Which is why I worded it along the lines of "only opt-in if you have guaranteed its status".
That's not possible. Kotlin annotations can't introspect the code you've written.
If you are writing code that directly uses value or error, you are telling the compiler that you are going to be responsible for checking its status. If you're not comfortable with that requirement, then you should use the library functions like mapBoth instead that handle it properly for you.
If you're writing library extension methods and therefore accessing the value/error frequently, you can OptIn on a project level rather than per-function/per-file.

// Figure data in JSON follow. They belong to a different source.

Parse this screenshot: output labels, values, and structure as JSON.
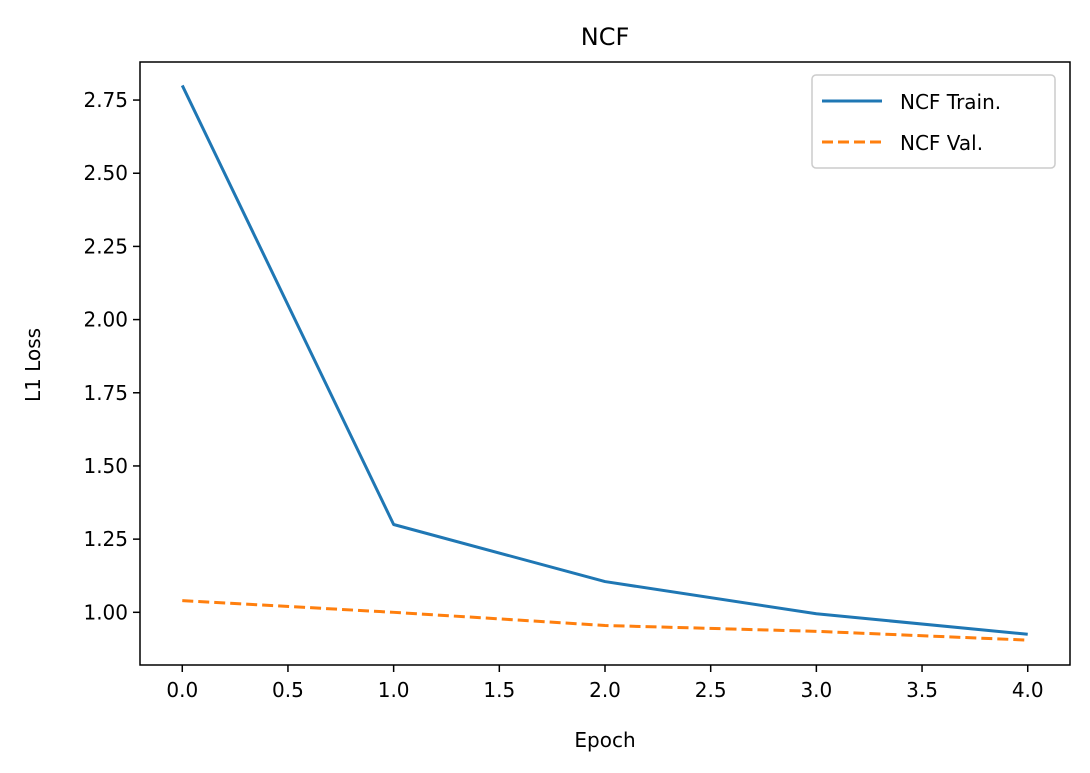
{
  "chart_data": {
    "type": "line",
    "title": "NCF",
    "xlabel": "Epoch",
    "ylabel": "L1 Loss",
    "xlim": [
      -0.2,
      4.2
    ],
    "ylim": [
      0.82,
      2.88
    ],
    "xticks": [
      0.0,
      0.5,
      1.0,
      1.5,
      2.0,
      2.5,
      3.0,
      3.5,
      4.0
    ],
    "xtick_labels": [
      "0.0",
      "0.5",
      "1.0",
      "1.5",
      "2.0",
      "2.5",
      "3.0",
      "3.5",
      "4.0"
    ],
    "yticks": [
      1.0,
      1.25,
      1.5,
      1.75,
      2.0,
      2.25,
      2.5,
      2.75
    ],
    "ytick_labels": [
      "1.00",
      "1.25",
      "1.50",
      "1.75",
      "2.00",
      "2.25",
      "2.50",
      "2.75"
    ],
    "grid": false,
    "legend_position": "top-right",
    "series": [
      {
        "name": "NCF Train.",
        "color": "#1f77b4",
        "line_style": "solid",
        "x": [
          0,
          1,
          2,
          3,
          4
        ],
        "values": [
          2.8,
          1.3,
          1.105,
          0.995,
          0.925
        ]
      },
      {
        "name": "NCF Val.",
        "color": "#ff7f0e",
        "line_style": "dashed",
        "x": [
          0,
          1,
          2,
          3,
          4
        ],
        "values": [
          1.04,
          1.0,
          0.955,
          0.935,
          0.905
        ]
      }
    ]
  }
}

yeah, after looking at how this is done, I completely understand this and it all makes perfect sense.
In what way? I wrote it specifically telling you to "only opt in when you have guaranteed the Result is Ok", indicating that you (the developer) need to OptIn, why it would be unsafe, and that you should only do so once you've guaranteed its status (with an isOk/isErr check).
Telling the user to only to use an isOk check is misleading, hence the "guarantee" part of the statement, as they can simply use a negated isErr check to confirm that it is Ok or similar.
The comment on the annotation also explains the rationale.
both the second sentence of the error message and the comment on the annotation make complete sense. it's just that if you get this error (in the ide popover or during compilation), the first thing you see is "Accessing Result.value without an explicit Result.isOk check is unsafe", then you look at your code and see that you are doing the check, so why is it telling you that accessing it without the check is unsafe?
again, I get the rationale behind this and I'm probably nitpicking here, I was just a bit confused by this at first, so I though other people might get tripped up by this wording as well. what I'd do in my codebase is to avoid the "without the check" condition in the first sentence completely and put it later, sth like "Accessing Result.value might be unsafe. Either use a safe access method like .getOrNull() or .mapBoth(), or Opt-in, but only once you've guaranteed the result is actually Ok, e.g. by testing isOk first."